In Light of Blasts, Senator Demands E-Cig Recalls

Consumer
Photo Credit: Corey Sipkin

(Photo credit: Corey Sipkin)

Citing a flurry of recent e-cigarette explosions, a lack of research, and the generally poor safety record of products manufactured in China, incoming Senate minority leader Charles Schumer (D-NY) has called on the U.S. Food and Drug Administration (FDA) to subject the e-cig industry to greater scrutiny and regulation.

In a blistering statement, the current Senate Majority Leader (soon-to-be Senate Minority Leader) noted that despite several nasty e-cigarette explosions in recent months, not one e-cig or vape product has been recalled. He called for more recalls and intensive research into the $10 billion industry.
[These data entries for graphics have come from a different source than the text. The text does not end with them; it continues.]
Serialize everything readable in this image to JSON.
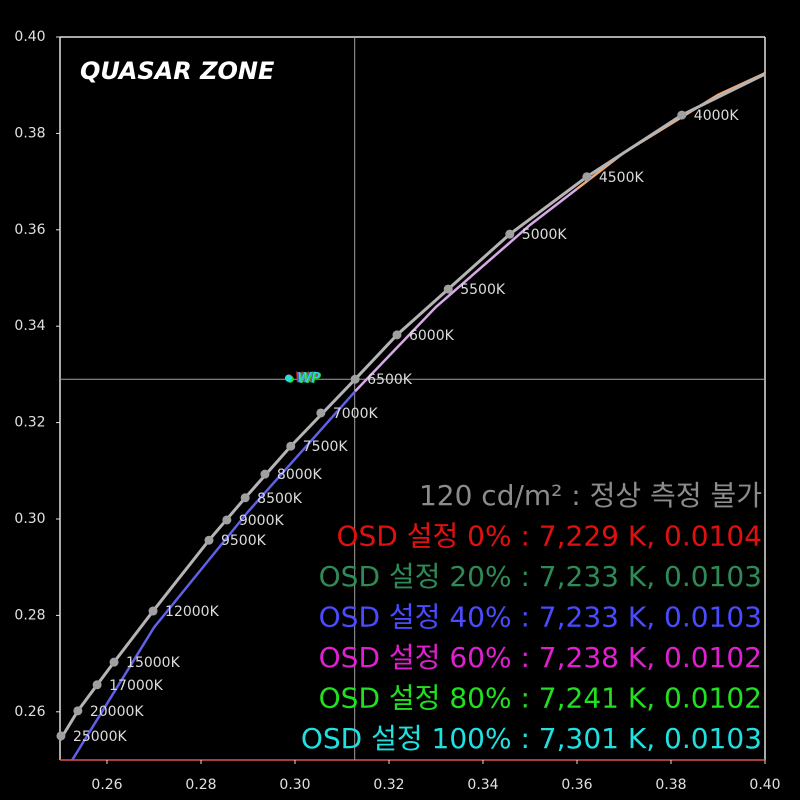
{
  "chart_data": {
    "type": "scatter",
    "logo": "QUASAR ZONE",
    "xlim": [
      0.25,
      0.4
    ],
    "ylim": [
      0.25,
      0.4
    ],
    "xticks": [
      0.26,
      0.28,
      {
        "value": 0.3,
        "label": "0.30"
      },
      0.32,
      0.34,
      0.36,
      0.38,
      {
        "value": 0.4,
        "label": "0.40"
      }
    ],
    "yticks": [
      0.26,
      0.28,
      {
        "value": 0.3,
        "label": "0.30"
      },
      0.32,
      0.34,
      0.36,
      0.38,
      {
        "value": 0.4,
        "label": "0.40"
      }
    ],
    "crosshair": {
      "x": 0.3127,
      "y": 0.329,
      "color": "#a0a0a0"
    },
    "locus": {
      "color": "#b4b4b4",
      "x": [
        0.25,
        0.2538,
        0.2579,
        0.2615,
        0.2698,
        0.2817,
        0.2894,
        0.2991,
        0.3128,
        0.3217,
        0.3326,
        0.3457,
        0.3621,
        0.3823,
        0.4
      ],
      "y": [
        0.2541,
        0.2602,
        0.2656,
        0.2703,
        0.2809,
        0.2956,
        0.3044,
        0.3151,
        0.329,
        0.3382,
        0.3477,
        0.3591,
        0.371,
        0.3838,
        0.3923
      ]
    },
    "measured": [
      {
        "color": "#6060e8",
        "x": [
          0.2526,
          0.27,
          0.29,
          0.3128
        ],
        "y": [
          0.25,
          0.2775,
          0.3015,
          0.3265
        ]
      },
      {
        "color": "#d8a8e8",
        "x": [
          0.3128,
          0.33,
          0.35,
          0.36
        ],
        "y": [
          0.3265,
          0.344,
          0.361,
          0.3685
        ]
      },
      {
        "color": "#f0a878",
        "x": [
          0.36,
          0.37,
          0.39,
          0.4
        ],
        "y": [
          0.3685,
          0.376,
          0.388,
          0.3925
        ]
      }
    ],
    "points": {
      "color": "#a0a0a0",
      "label_color": "#dcdcdc",
      "labels": [
        "4000K",
        "4500K",
        "5000K",
        "5500K",
        "6000K",
        "6500K",
        "7000K",
        "7500K",
        "8000K",
        "8500K",
        "9000K",
        "9500K",
        "12000K",
        "15000K",
        "17000K",
        "20000K",
        "25000K"
      ],
      "x": [
        0.3823,
        0.3621,
        0.3457,
        0.3326,
        0.3217,
        0.3128,
        0.3055,
        0.2991,
        0.2936,
        0.2894,
        0.2855,
        0.2817,
        0.2698,
        0.2615,
        0.2579,
        0.2538,
        0.2502
      ],
      "y": [
        0.3838,
        0.371,
        0.3591,
        0.3477,
        0.3382,
        0.329,
        0.322,
        0.3151,
        0.3093,
        0.3044,
        0.2998,
        0.2956,
        0.2809,
        0.2703,
        0.2656,
        0.2602,
        0.255
      ]
    },
    "white_points": {
      "label": "WP",
      "colors": [
        "#e02020",
        "#30a060",
        "#5050e0",
        "#e020d0",
        "#20e020",
        "#20e0e0"
      ],
      "x": [
        0.2987,
        0.2988,
        0.2988,
        0.2989,
        0.299,
        0.2986
      ],
      "y": [
        0.3293,
        0.3292,
        0.3292,
        0.3291,
        0.329,
        0.3292
      ]
    },
    "notes": [
      {
        "text": "120 cd/m² : 정상 측정 불가",
        "color": "#8c8c8c"
      },
      {
        "text": "OSD 설정 0% : 7,229 K, 0.0104",
        "color": "#e01010"
      },
      {
        "text": "OSD 설정 20% : 7,233 K, 0.0103",
        "color": "#2e8b57"
      },
      {
        "text": "OSD 설정 40% : 7,233 K, 0.0103",
        "color": "#4a4aff"
      },
      {
        "text": "OSD 설정 60% : 7,238 K, 0.0102",
        "color": "#e020d0"
      },
      {
        "text": "OSD 설정 80% : 7,241 K, 0.0102",
        "color": "#20e020"
      },
      {
        "text": "OSD 설정 100% : 7,301 K, 0.0103",
        "color": "#20e0e0"
      }
    ]
  }
}
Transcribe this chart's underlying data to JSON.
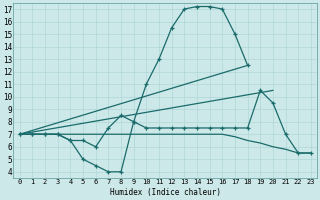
{
  "xlabel": "Humidex (Indice chaleur)",
  "xlim": [
    -0.5,
    23.5
  ],
  "ylim": [
    3.5,
    17.5
  ],
  "xticks": [
    0,
    1,
    2,
    3,
    4,
    5,
    6,
    7,
    8,
    9,
    10,
    11,
    12,
    13,
    14,
    15,
    16,
    17,
    18,
    19,
    20,
    21,
    22,
    23
  ],
  "yticks": [
    4,
    5,
    6,
    7,
    8,
    9,
    10,
    11,
    12,
    13,
    14,
    15,
    16,
    17
  ],
  "bg_color": "#cde8e8",
  "grid_color": "#b0d8d8",
  "line_color": "#1a6b6b",
  "lines": [
    {
      "x": [
        0,
        1,
        2,
        3,
        4,
        5,
        6,
        7,
        8,
        9,
        10,
        11,
        12,
        13,
        14,
        15,
        16,
        17,
        18
      ],
      "y": [
        7,
        7,
        7,
        7,
        6.5,
        5,
        4.5,
        4,
        4,
        8,
        11,
        13,
        15.5,
        17,
        17.2,
        17.2,
        17,
        15,
        12.5
      ],
      "marker": true
    },
    {
      "x": [
        0,
        18
      ],
      "y": [
        7,
        12.5
      ],
      "marker": false
    },
    {
      "x": [
        0,
        20
      ],
      "y": [
        7,
        10.5
      ],
      "marker": false
    },
    {
      "x": [
        0,
        1,
        2,
        3,
        4,
        5,
        6,
        7,
        8,
        9,
        10,
        11,
        12,
        13,
        14,
        15,
        16,
        17,
        18,
        19,
        20,
        21,
        22,
        23
      ],
      "y": [
        7,
        7,
        7,
        7,
        6.5,
        6.5,
        6.0,
        7.5,
        8.5,
        8.0,
        7.5,
        7.5,
        7.5,
        7.5,
        7.5,
        7.5,
        7.5,
        7.5,
        7.5,
        10.5,
        9.5,
        7.0,
        5.5,
        5.5
      ],
      "marker": true
    },
    {
      "x": [
        0,
        1,
        2,
        3,
        4,
        5,
        6,
        7,
        8,
        9,
        10,
        11,
        12,
        13,
        14,
        15,
        16,
        17,
        18,
        19,
        20,
        21,
        22,
        23
      ],
      "y": [
        7,
        7,
        7,
        7,
        7,
        7,
        7,
        7,
        7,
        7,
        7,
        7,
        7,
        7,
        7,
        7,
        7,
        6.8,
        6.5,
        6.3,
        6.0,
        5.8,
        5.5,
        5.5
      ],
      "marker": false
    }
  ]
}
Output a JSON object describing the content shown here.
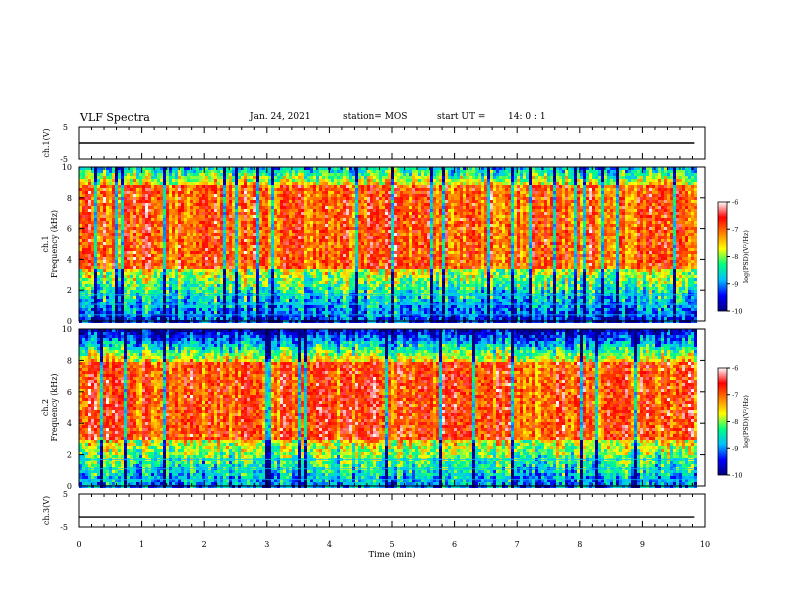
{
  "header": {
    "title": "VLF Spectra",
    "date": "Jan. 24, 2021",
    "station": "station= MOS",
    "start_label": "start UT =",
    "start_time": "14: 0 : 1"
  },
  "chart_data": [
    {
      "type": "line",
      "title": "",
      "ylabel": "ch.1(V)",
      "ylim": [
        -5,
        5
      ],
      "yticks": [
        "5",
        "-5"
      ],
      "series": [
        {
          "values_note": "",
          "x": [
            0,
            9.83
          ],
          "y": [
            0,
            0
          ]
        }
      ]
    },
    {
      "type": "heatmap",
      "ylabel_line1": "ch.1",
      "ylabel_line2": "Frequency (kHz)",
      "ylim": [
        0,
        10
      ],
      "yticks": [
        "0",
        "2",
        "4",
        "6",
        "8",
        "10"
      ],
      "xlim": [
        0,
        9.83
      ],
      "intense_band_khz": [
        3.5,
        9.0
      ],
      "colorbar": {
        "label": "log(PSD)(V²/Hz)",
        "range": [
          -10,
          -6
        ],
        "ticks": [
          "-6",
          "-7",
          "-8",
          "-9",
          "-10"
        ],
        "colors": [
          "#000080",
          "#0000ff",
          "#00c0ff",
          "#00ff80",
          "#ffff00",
          "#ff8000",
          "#ff0000",
          "#ffffff"
        ]
      }
    },
    {
      "type": "heatmap",
      "ylabel_line1": "ch.2",
      "ylabel_line2": "Frequency (kHz)",
      "ylim": [
        0,
        10
      ],
      "yticks": [
        "0",
        "2",
        "4",
        "6",
        "8",
        "10"
      ],
      "xlim": [
        0,
        9.83
      ],
      "intense_band_khz": [
        3.0,
        8.0
      ],
      "colorbar": {
        "label": "log(PSD)(V²/Hz)",
        "range": [
          -10,
          -6
        ],
        "ticks": [
          "-6",
          "-7",
          "-8",
          "-9",
          "-10"
        ],
        "colors": [
          "#000080",
          "#0000ff",
          "#00c0ff",
          "#00ff80",
          "#ffff00",
          "#ff8000",
          "#ff0000",
          "#ffffff"
        ]
      }
    },
    {
      "type": "line",
      "ylabel": "ch.3(V)",
      "ylim": [
        -5,
        5
      ],
      "yticks": [
        "5",
        "-5"
      ],
      "series": [
        {
          "x": [
            0,
            9.83
          ],
          "y": [
            -2,
            -2
          ]
        }
      ]
    }
  ],
  "xaxis": {
    "label": "Time (min)",
    "range": [
      0,
      10
    ],
    "ticks": [
      "0",
      "1",
      "2",
      "3",
      "4",
      "5",
      "6",
      "7",
      "8",
      "9",
      "10"
    ]
  }
}
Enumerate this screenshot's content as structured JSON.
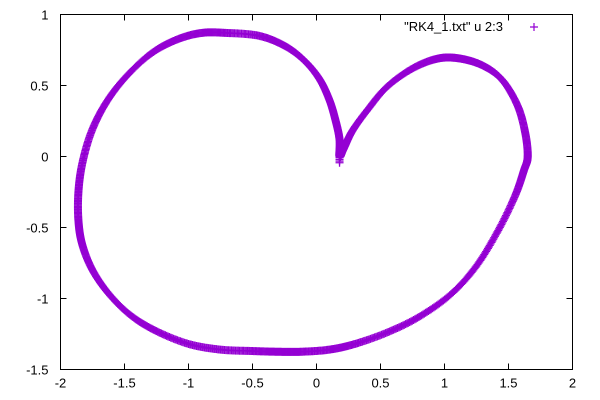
{
  "chart_data": {
    "type": "scatter",
    "title": "",
    "xlabel": "",
    "ylabel": "",
    "xlim": [
      -2,
      2
    ],
    "ylim": [
      -1.5,
      1
    ],
    "xticks": [
      "-2",
      "-1.5",
      "-1",
      "-0.5",
      "0",
      "0.5",
      "1",
      "1.5",
      "2"
    ],
    "yticks": [
      "1",
      "0.5",
      "0",
      "-0.5",
      "-1",
      "-1.5"
    ],
    "grid": false,
    "legend_position": "top-right",
    "series": [
      {
        "name": "\"RK4_1.txt\" u 2:3",
        "color": "#9400d3",
        "marker": "plus",
        "x": [
          0.18,
          0.15,
          0.1,
          0.02,
          -0.1,
          -0.25,
          -0.45,
          -0.7,
          -0.9,
          -1.1,
          -1.3,
          -1.5,
          -1.65,
          -1.76,
          -1.83,
          -1.86,
          -1.86,
          -1.83,
          -1.75,
          -1.62,
          -1.45,
          -1.25,
          -1.0,
          -0.75,
          -0.5,
          -0.3,
          -0.12,
          0.1,
          0.3,
          0.55,
          0.8,
          1.05,
          1.25,
          1.42,
          1.55,
          1.62,
          1.65,
          1.63,
          1.57,
          1.45,
          1.3,
          1.12,
          0.95,
          0.75,
          0.55,
          0.4,
          0.28,
          0.21,
          0.18
        ],
        "y": [
          0.12,
          0.25,
          0.4,
          0.55,
          0.68,
          0.78,
          0.85,
          0.87,
          0.87,
          0.82,
          0.72,
          0.55,
          0.37,
          0.17,
          -0.05,
          -0.25,
          -0.45,
          -0.62,
          -0.8,
          -0.97,
          -1.12,
          -1.23,
          -1.32,
          -1.36,
          -1.37,
          -1.375,
          -1.375,
          -1.36,
          -1.32,
          -1.24,
          -1.13,
          -0.97,
          -0.77,
          -0.52,
          -0.28,
          -0.1,
          0.0,
          0.17,
          0.36,
          0.54,
          0.64,
          0.69,
          0.69,
          0.62,
          0.49,
          0.33,
          0.18,
          0.05,
          0.0
        ]
      }
    ]
  }
}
“They’ve got to get moving. We’ve had a recent rash of explosions here in New York and elsewhere,” Senator Schumer said. “If there is a pattern of brands, the public should know it right away and they should recall some brands, those that are particularly susceptible to exploding.”

“Huff, Puff, Explode”

Senator Schumer called the current e-cig landscape a “huff, puff, explode” situation and said that, according to the FDA, there were at least 92 incidents of e-cigarettes catching fire or exploding between 2009 and 2015. (The actual number may be much higher, as not every incident is reported to the FDA.) He also noted that most e-cig batteries are made in China, which Schumer says has a poor safety record in terms of its exports to the U.S.

Recently, two high-profile eruptions in Sen. Schumer’s home state of New York have cast the industry in an unflattering light. Earlier this month an emergency medical technician (EMT) in the Bronx suffered second-degree burns when his e-cigarette exploded in his pocket.

Around Thanksgiving, a wine store employee at Grand Central Station had an e-cig blow up in his pocket, the video of which went viral.

But the most infamous incident might be that of Leor Domatov, the 14-year-old boy who was partially blinded by a vape explosion at the Kings Plaza Mall in Brooklyn. Domatov spent five days in the hospital, where, according to Gothamist, “he was treated for cuts to his eyes, chemical burns, and injuries to his hands.”

E-Cigs Spark Lawsuits in New Jersey

In neighboring New Jersey, which has also been burned by e-cig blasts, at least four lawsuits have been filed against manufacturers and retailers. Gregory and Stacey Burdash of Berlin, NJ filed a lawsuit after Mr. Burdash alleged that an e-cig battery exploded in his pocket on September 29, 2016.

“I have not been able to return to work, and as the sole breadwinner in the family, it hurts you mentally and physically.”

“I have had incredible pain since then. I have not been able to return to work, and as the sole breadwinner in the family, it hurts you mentally and physically,” Mr. Burdash said.

William D. Gant of Cumberland County claims that he experienced an e-cig explosion in March 2015 that caused him to suffer third-degree burns on his lower extremities. Mr. Gant alleges that his injured foot will require a skin graft.

Two unidentified teens in New Jersey have also filed lawsuits over alleged vape explosions. One says she needed plastic surgery to correct serious injuries to her lips and mouth and that she will need bone grafts for her jaw. The other teen alleges burns to his arms and torso that cause him “unbearable” pain.

ClassAction.com Seeks Justice for Vape Victims

Earlier this year, ClassAction.com filed several e-cig lawsuits against manufacturers and retailers over similar incidents that allegedly occurred in Florida. These complaints seek damages for pain and suffering, mental anguish, medical bills, and lost wages (past and future).